DENVER — Mesa County’s deputy county clerk will testify against her boss Tina Peters, who is accused of tampering with election equipment and misconduct, under a plea deal approved Thursday by a district court judge.
In all, Peters, a Republican, faces 10 criminal charges. She is accused of three counts of attempting to influence a public servant, criminal impersonation, two counts of conspiracy to commit criminal impersonation and identity theft, all of which are felonies. She is also accused of first-degree official misconduct, violation of duty and failing to comply with the secretary of state, all misdemeanors.
Deputy Mesa County Clerk Belinda Knisley agreed to testify against Peters in exchange for staying out of jail or prison. She pleaded guilty to trespassing, official misconduct and violation of duty charges, all misdemeanors, for which she will spend two years on unsupervised probation.
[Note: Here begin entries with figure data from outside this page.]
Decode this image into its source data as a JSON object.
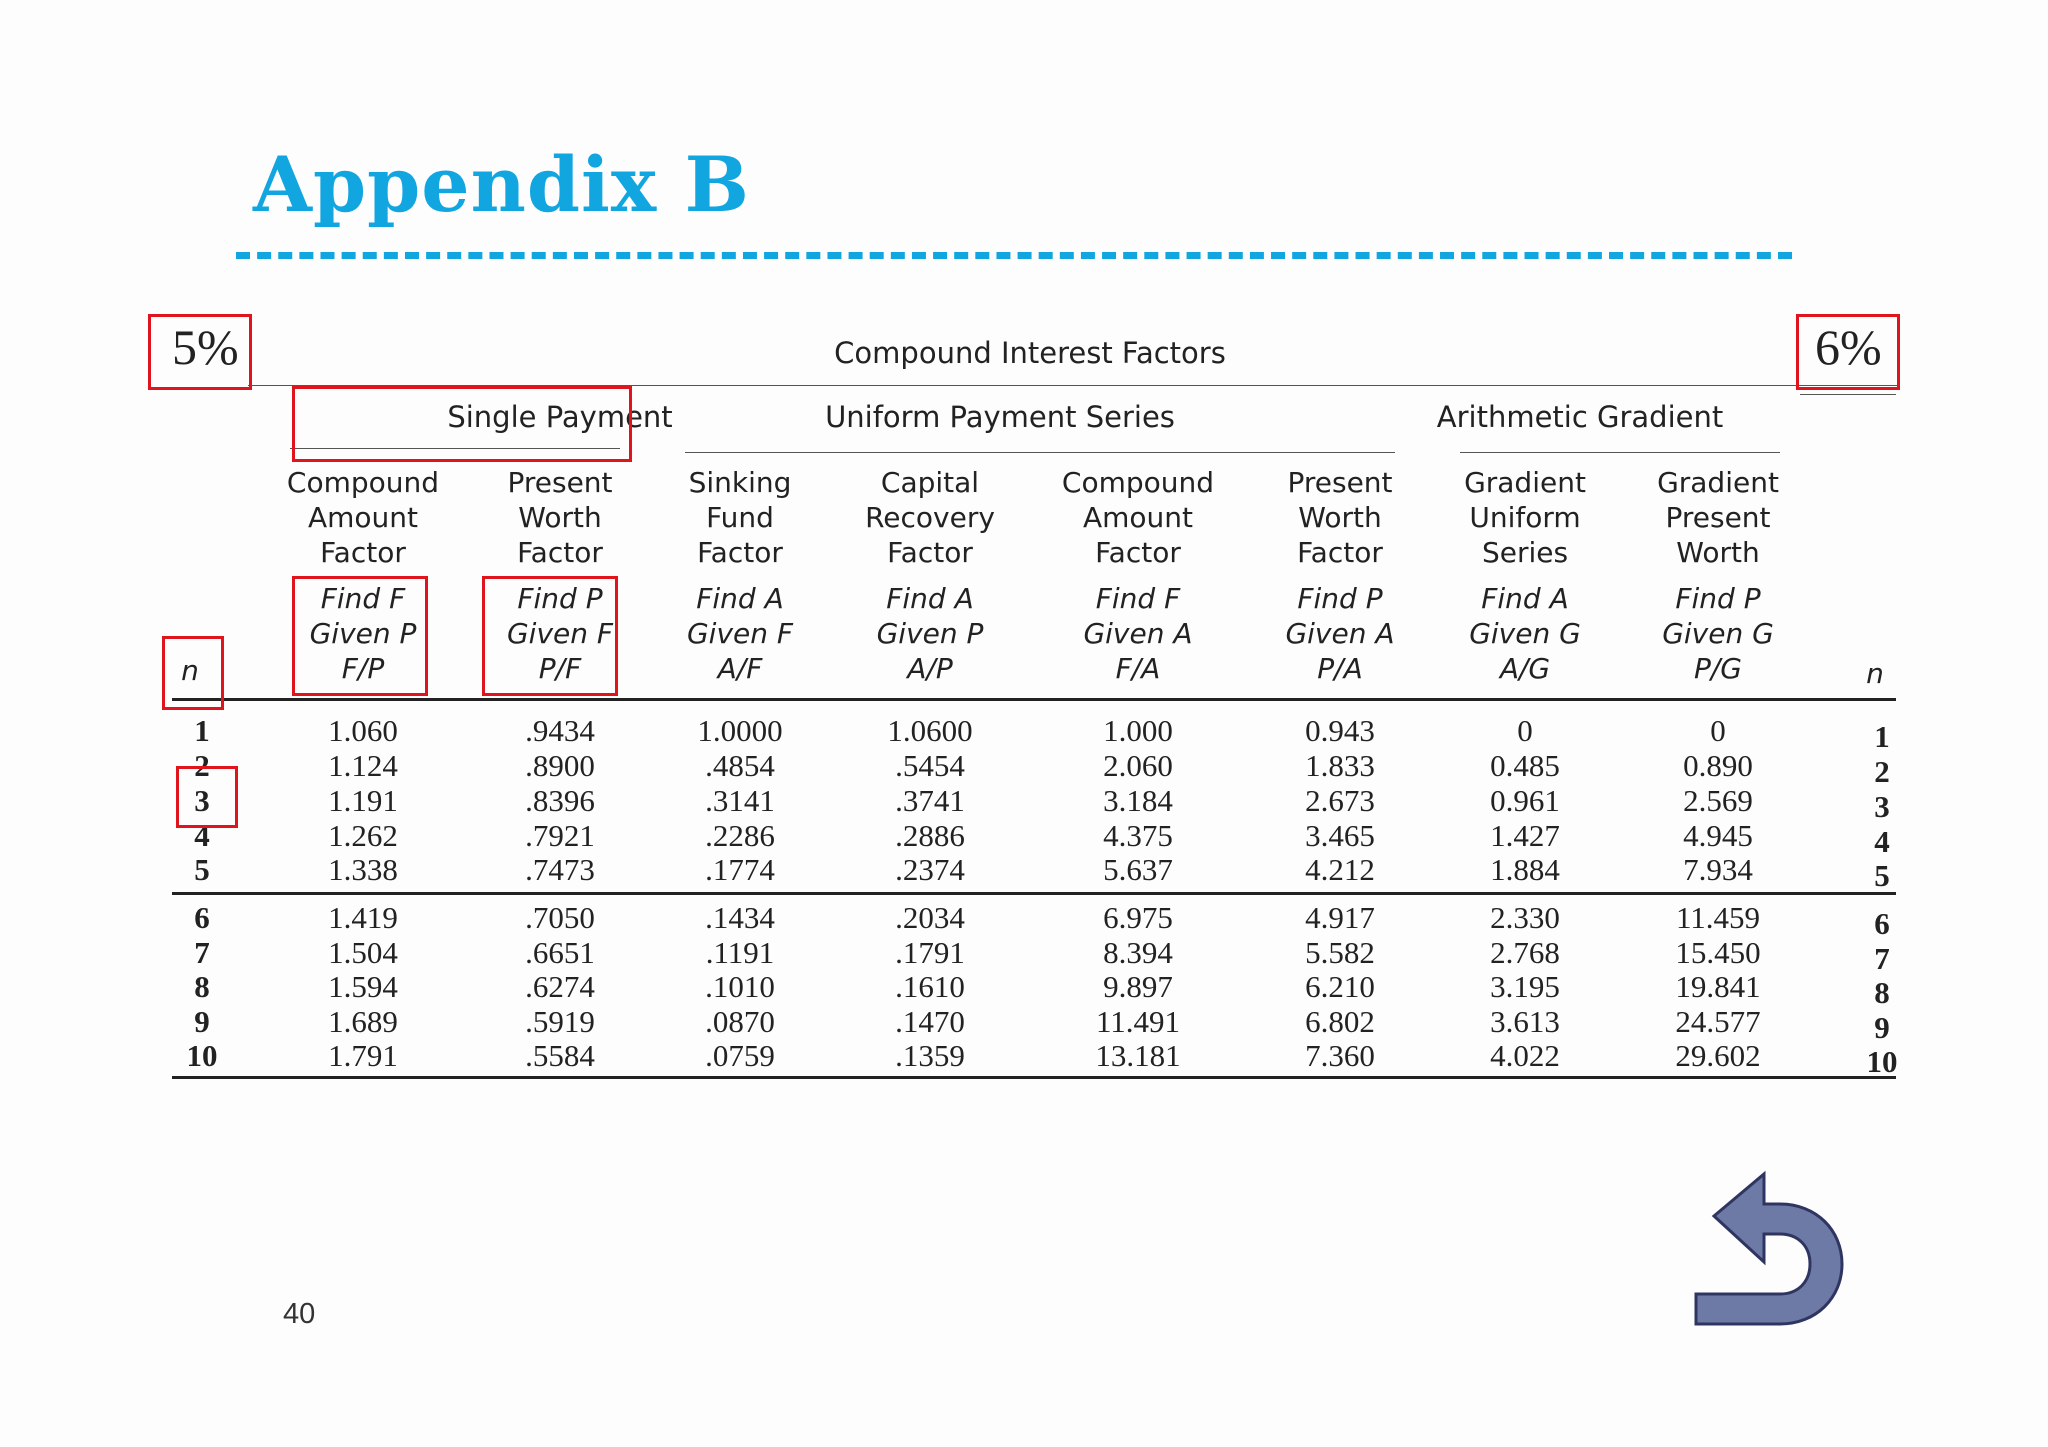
{
  "slide": {
    "title": "Appendix B",
    "page_number": "40"
  },
  "table": {
    "caption": "Compound Interest Factors",
    "rate_left": "5%",
    "rate_right": "6%",
    "groups": [
      "Single Payment",
      "Uniform Payment Series",
      "Arithmetic Gradient"
    ],
    "n_label": "n",
    "columns": [
      {
        "name_lines": [
          "Compound",
          "Amount",
          "Factor"
        ],
        "find_line": "Find F",
        "given_line": "Given P",
        "symbol": "F/P"
      },
      {
        "name_lines": [
          "Present",
          "Worth",
          "Factor"
        ],
        "find_line": "Find P",
        "given_line": "Given F",
        "symbol": "P/F"
      },
      {
        "name_lines": [
          "Sinking",
          "Fund",
          "Factor"
        ],
        "find_line": "Find A",
        "given_line": "Given F",
        "symbol": "A/F"
      },
      {
        "name_lines": [
          "Capital",
          "Recovery",
          "Factor"
        ],
        "find_line": "Find A",
        "given_line": "Given P",
        "symbol": "A/P"
      },
      {
        "name_lines": [
          "Compound",
          "Amount",
          "Factor"
        ],
        "find_line": "Find F",
        "given_line": "Given A",
        "symbol": "F/A"
      },
      {
        "name_lines": [
          "Present",
          "Worth",
          "Factor"
        ],
        "find_line": "Find P",
        "given_line": "Given A",
        "symbol": "P/A"
      },
      {
        "name_lines": [
          "Gradient",
          "Uniform",
          "Series"
        ],
        "find_line": "Find A",
        "given_line": "Given G",
        "symbol": "A/G"
      },
      {
        "name_lines": [
          "Gradient",
          "Present",
          "Worth"
        ],
        "find_line": "Find P",
        "given_line": "Given G",
        "symbol": "P/G"
      }
    ],
    "rows": [
      {
        "n": "1",
        "values": [
          "1.060",
          ".9434",
          "1.0000",
          "1.0600",
          "1.000",
          "0.943",
          "0",
          "0"
        ]
      },
      {
        "n": "2",
        "values": [
          "1.124",
          ".8900",
          ".4854",
          ".5454",
          "2.060",
          "1.833",
          "0.485",
          "0.890"
        ]
      },
      {
        "n": "3",
        "values": [
          "1.191",
          ".8396",
          ".3141",
          ".3741",
          "3.184",
          "2.673",
          "0.961",
          "2.569"
        ]
      },
      {
        "n": "4",
        "values": [
          "1.262",
          ".7921",
          ".2286",
          ".2886",
          "4.375",
          "3.465",
          "1.427",
          "4.945"
        ]
      },
      {
        "n": "5",
        "values": [
          "1.338",
          ".7473",
          ".1774",
          ".2374",
          "5.637",
          "4.212",
          "1.884",
          "7.934"
        ]
      },
      {
        "n": "6",
        "values": [
          "1.419",
          ".7050",
          ".1434",
          ".2034",
          "6.975",
          "4.917",
          "2.330",
          "11.459"
        ]
      },
      {
        "n": "7",
        "values": [
          "1.504",
          ".6651",
          ".1191",
          ".1791",
          "8.394",
          "5.582",
          "2.768",
          "15.450"
        ]
      },
      {
        "n": "8",
        "values": [
          "1.594",
          ".6274",
          ".1010",
          ".1610",
          "9.897",
          "6.210",
          "3.195",
          "19.841"
        ]
      },
      {
        "n": "9",
        "values": [
          "1.689",
          ".5919",
          ".0870",
          ".1470",
          "11.491",
          "6.802",
          "3.613",
          "24.577"
        ]
      },
      {
        "n": "10",
        "values": [
          "1.791",
          ".5584",
          ".0759",
          ".1359",
          "13.181",
          "7.360",
          "4.022",
          "29.602"
        ]
      }
    ]
  },
  "back_button": {
    "icon": "return-arrow-icon",
    "color": "#6e7aa6"
  },
  "colors": {
    "title": "#12a6e0",
    "highlight": "#e0141c"
  }
}
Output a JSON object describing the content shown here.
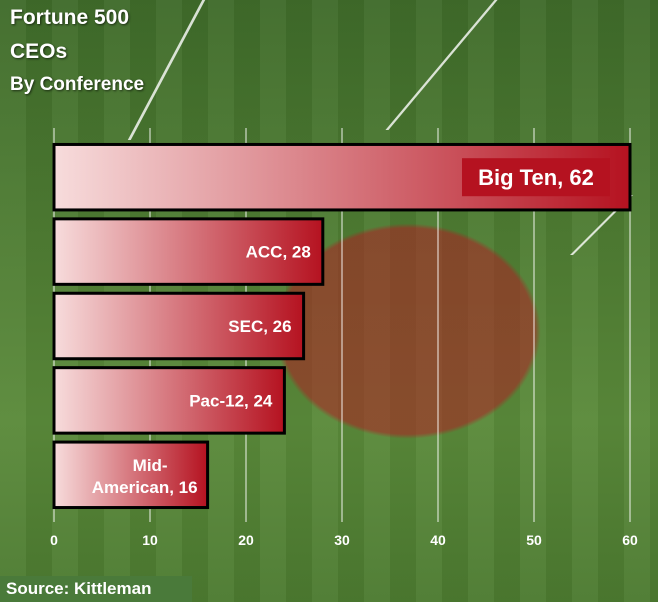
{
  "title": "Fortune 500",
  "title_line2": "CEOs",
  "subtitle": "By Conference",
  "source": "Source: Kittleman",
  "colors": {
    "bar_start": "#f7dcdc",
    "bar_end": "#b51220",
    "label_box": "#b51220",
    "border": "#000000"
  },
  "chart_data": {
    "type": "bar",
    "orientation": "horizontal",
    "categories": [
      "Big Ten",
      "ACC",
      "SEC",
      "Pac-12",
      "Mid-American"
    ],
    "values": [
      62,
      28,
      26,
      24,
      16
    ],
    "data_labels": [
      "Big Ten, 62",
      "ACC, 28",
      "SEC, 26",
      "Pac-12, 24",
      "Mid-American, 16"
    ],
    "xlim": [
      0,
      60
    ],
    "xticks": [
      0,
      10,
      20,
      30,
      40,
      50,
      60
    ],
    "grid": true,
    "legend": "none"
  }
}
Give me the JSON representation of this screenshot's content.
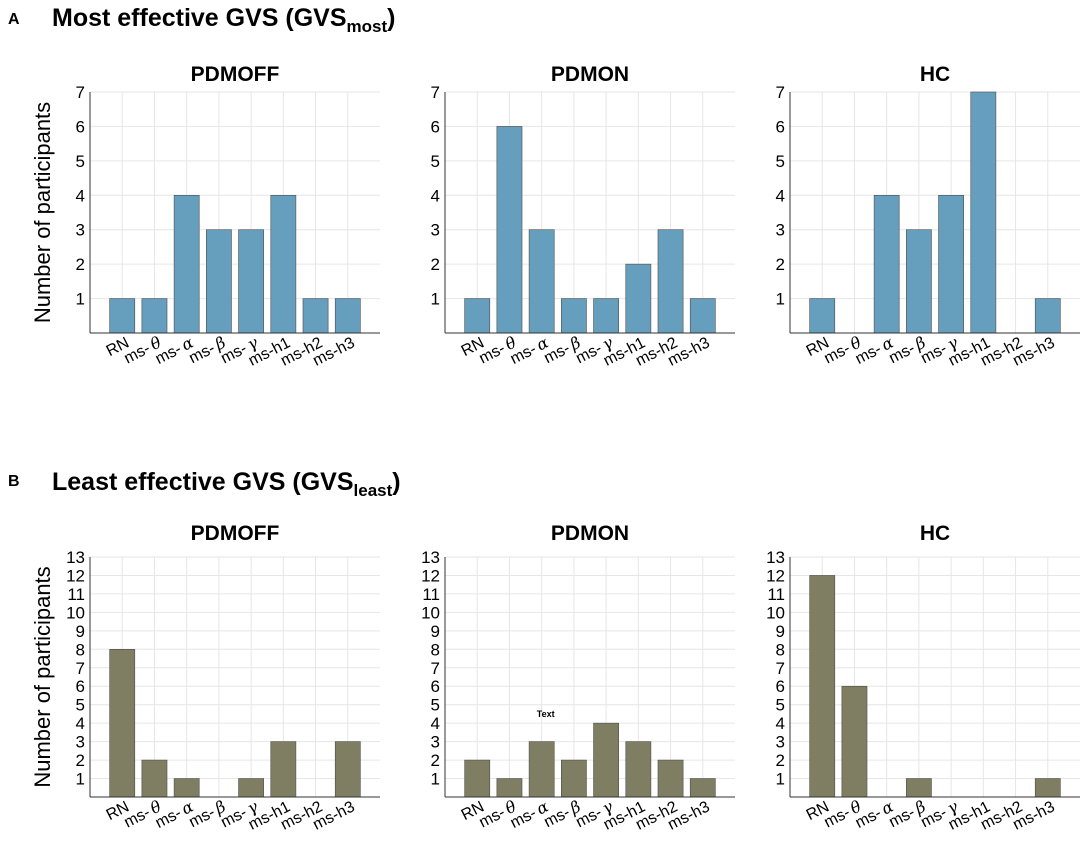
{
  "sections": [
    {
      "letter": "A",
      "title_main": "Most effective GVS (GVS",
      "title_sub": "most",
      "title_close": ")"
    },
    {
      "letter": "B",
      "title_main": "Least effective GVS (GVS",
      "title_sub": "least",
      "title_close": ")"
    }
  ],
  "colors": {
    "most_bar": "#659fbd",
    "least_bar": "#807e62",
    "bar_edge": "#4d4d4d"
  },
  "annotation": "Text",
  "chart_data": [
    {
      "type": "bar",
      "section": "A",
      "title": "PDMOFF",
      "ylabel": "Number of participants",
      "categories": [
        "RN",
        "ms-θ",
        "ms-α",
        "ms-β",
        "ms-γ",
        "ms-h1",
        "ms-h2",
        "ms-h3"
      ],
      "values": [
        1,
        1,
        4,
        3,
        3,
        4,
        1,
        1
      ],
      "ylim": [
        0,
        7
      ],
      "yticks": [
        1,
        2,
        3,
        4,
        5,
        6,
        7
      ],
      "grid": true
    },
    {
      "type": "bar",
      "section": "A",
      "title": "PDMON",
      "ylabel": "",
      "categories": [
        "RN",
        "ms-θ",
        "ms-α",
        "ms-β",
        "ms-γ",
        "ms-h1",
        "ms-h2",
        "ms-h3"
      ],
      "values": [
        1,
        6,
        3,
        1,
        1,
        2,
        3,
        1
      ],
      "ylim": [
        0,
        7
      ],
      "yticks": [
        1,
        2,
        3,
        4,
        5,
        6,
        7
      ],
      "grid": true
    },
    {
      "type": "bar",
      "section": "A",
      "title": "HC",
      "ylabel": "",
      "categories": [
        "RN",
        "ms-θ",
        "ms-α",
        "ms-β",
        "ms-γ",
        "ms-h1",
        "ms-h2",
        "ms-h3"
      ],
      "values": [
        1,
        0,
        4,
        3,
        4,
        7,
        0,
        1
      ],
      "ylim": [
        0,
        7
      ],
      "yticks": [
        1,
        2,
        3,
        4,
        5,
        6,
        7
      ],
      "grid": true
    },
    {
      "type": "bar",
      "section": "B",
      "title": "PDMOFF",
      "ylabel": "Number of participants",
      "categories": [
        "RN",
        "ms-θ",
        "ms-α",
        "ms-β",
        "ms-γ",
        "ms-h1",
        "ms-h2",
        "ms-h3"
      ],
      "values": [
        8,
        2,
        1,
        0,
        1,
        3,
        0,
        3
      ],
      "ylim": [
        0,
        13
      ],
      "yticks": [
        1,
        2,
        3,
        4,
        5,
        6,
        7,
        8,
        9,
        10,
        11,
        12,
        13
      ],
      "grid": true
    },
    {
      "type": "bar",
      "section": "B",
      "title": "PDMON",
      "ylabel": "",
      "categories": [
        "RN",
        "ms-θ",
        "ms-α",
        "ms-β",
        "ms-γ",
        "ms-h1",
        "ms-h2",
        "ms-h3"
      ],
      "values": [
        2,
        1,
        3,
        2,
        4,
        3,
        2,
        1
      ],
      "ylim": [
        0,
        13
      ],
      "yticks": [
        1,
        2,
        3,
        4,
        5,
        6,
        7,
        8,
        9,
        10,
        11,
        12,
        13
      ],
      "grid": true,
      "annotation_at": {
        "category": "ms-α",
        "y": 4.5
      }
    },
    {
      "type": "bar",
      "section": "B",
      "title": "HC",
      "ylabel": "",
      "categories": [
        "RN",
        "ms-θ",
        "ms-α",
        "ms-β",
        "ms-γ",
        "ms-h1",
        "ms-h2",
        "ms-h3"
      ],
      "values": [
        12,
        6,
        0,
        1,
        0,
        0,
        0,
        1
      ],
      "ylim": [
        0,
        13
      ],
      "yticks": [
        1,
        2,
        3,
        4,
        5,
        6,
        7,
        8,
        9,
        10,
        11,
        12,
        13
      ],
      "grid": true
    }
  ]
}
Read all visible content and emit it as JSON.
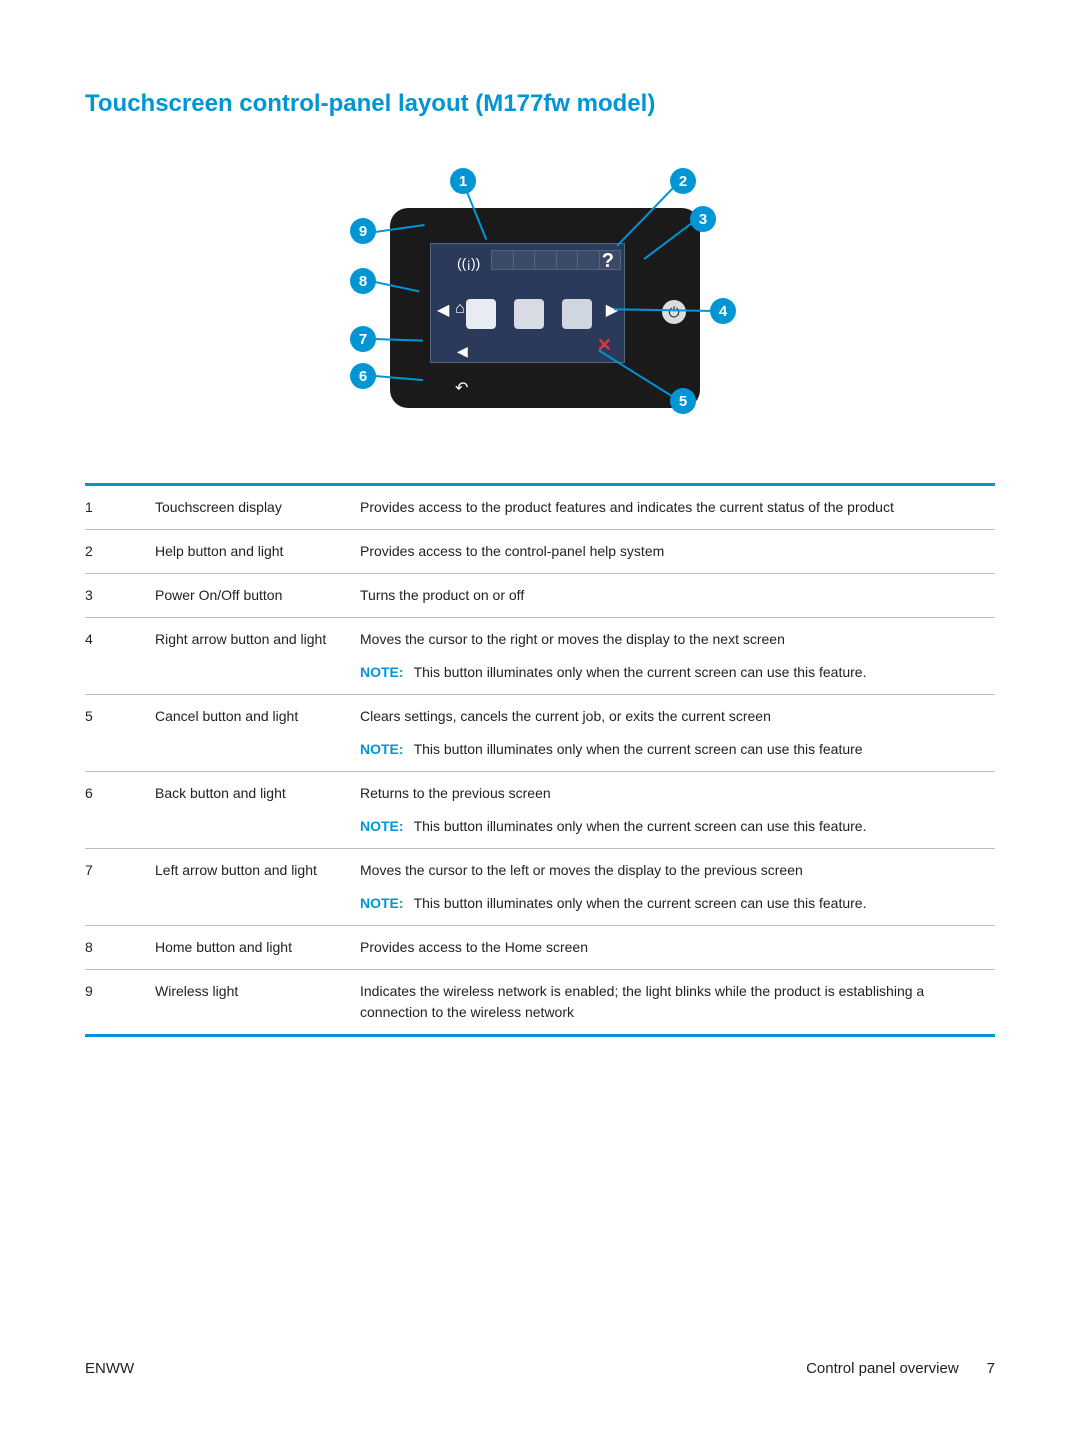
{
  "colors": {
    "accent": "#0096d6",
    "border": "#bfbfbf",
    "text": "#222222",
    "panel_bg": "#1a1a1a",
    "screen_bg": "#2b3a5a"
  },
  "heading": "Touchscreen control-panel layout (M177fw model)",
  "note_label": "NOTE:",
  "callouts": [
    "1",
    "2",
    "3",
    "4",
    "5",
    "6",
    "7",
    "8",
    "9"
  ],
  "rows": [
    {
      "num": "1",
      "name": "Touchscreen display",
      "desc": "Provides access to the product features and indicates the current status of the product",
      "note": null
    },
    {
      "num": "2",
      "name": "Help button and light",
      "desc": "Provides access to the control-panel help system",
      "note": null
    },
    {
      "num": "3",
      "name": "Power On/Off button",
      "desc": "Turns the product on or off",
      "note": null
    },
    {
      "num": "4",
      "name": "Right arrow button and light",
      "desc": "Moves the cursor to the right or moves the display to the next screen",
      "note": "This button illuminates only when the current screen can use this feature."
    },
    {
      "num": "5",
      "name": "Cancel button and light",
      "desc": "Clears settings, cancels the current job, or exits the current screen",
      "note": "This button illuminates only when the current screen can use this feature"
    },
    {
      "num": "6",
      "name": "Back button and light",
      "desc": "Returns to the previous screen",
      "note": "This button illuminates only when the current screen can use this feature."
    },
    {
      "num": "7",
      "name": "Left arrow button and light",
      "desc": "Moves the cursor to the left or moves the display to the previous screen",
      "note": "This button illuminates only when the current screen can use this feature."
    },
    {
      "num": "8",
      "name": "Home button and light",
      "desc": "Provides access to the Home screen",
      "note": null
    },
    {
      "num": "9",
      "name": "Wireless light",
      "desc": "Indicates the wireless network is enabled; the light blinks while the product is establishing a connection to the wireless network",
      "note": null
    }
  ],
  "footer": {
    "left": "ENWW",
    "section": "Control panel overview",
    "page": "7"
  }
}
District Court Judge Matthew Barrett accepted the deal early Thursday afternoon, though with some hesitancy about the lack of jail time for Knisley.
“My hands will not be so tied if you find yourself before me again,” Barrett said.
In interviews last spring, Knisley told investigators that “she was aware of and participating in a scheme with Tina Peters and other identified people, to deceive public servants from both the Colorado Secretary of State’s Office and Mesa County,” the plea deal reads.
Peters “significantly directed” the scheme, which allowed an unauthorized man into secure areas inside the clerk and recorder’s office, according to the plea deal, first reported by the Grand Junction Daily Sentinel.
Additional details about Knisley’s plea deal were not immediately available.
Peters is still the Mesa County clerk and recorder, though she is prohibited from contacting employees in her office. She turned herself in to law enforcement in late July after narrowly avoiding arrest a week earlier — both times for reportedly disobeying court orders — and she’s currently out on bail.
Peters also sought the Republican nomination for Colorado secretary of state this summer, coming in a distant second place in the primary election. She forced a recount, with the help of a national fundraising effort, which confirmed the earlier results.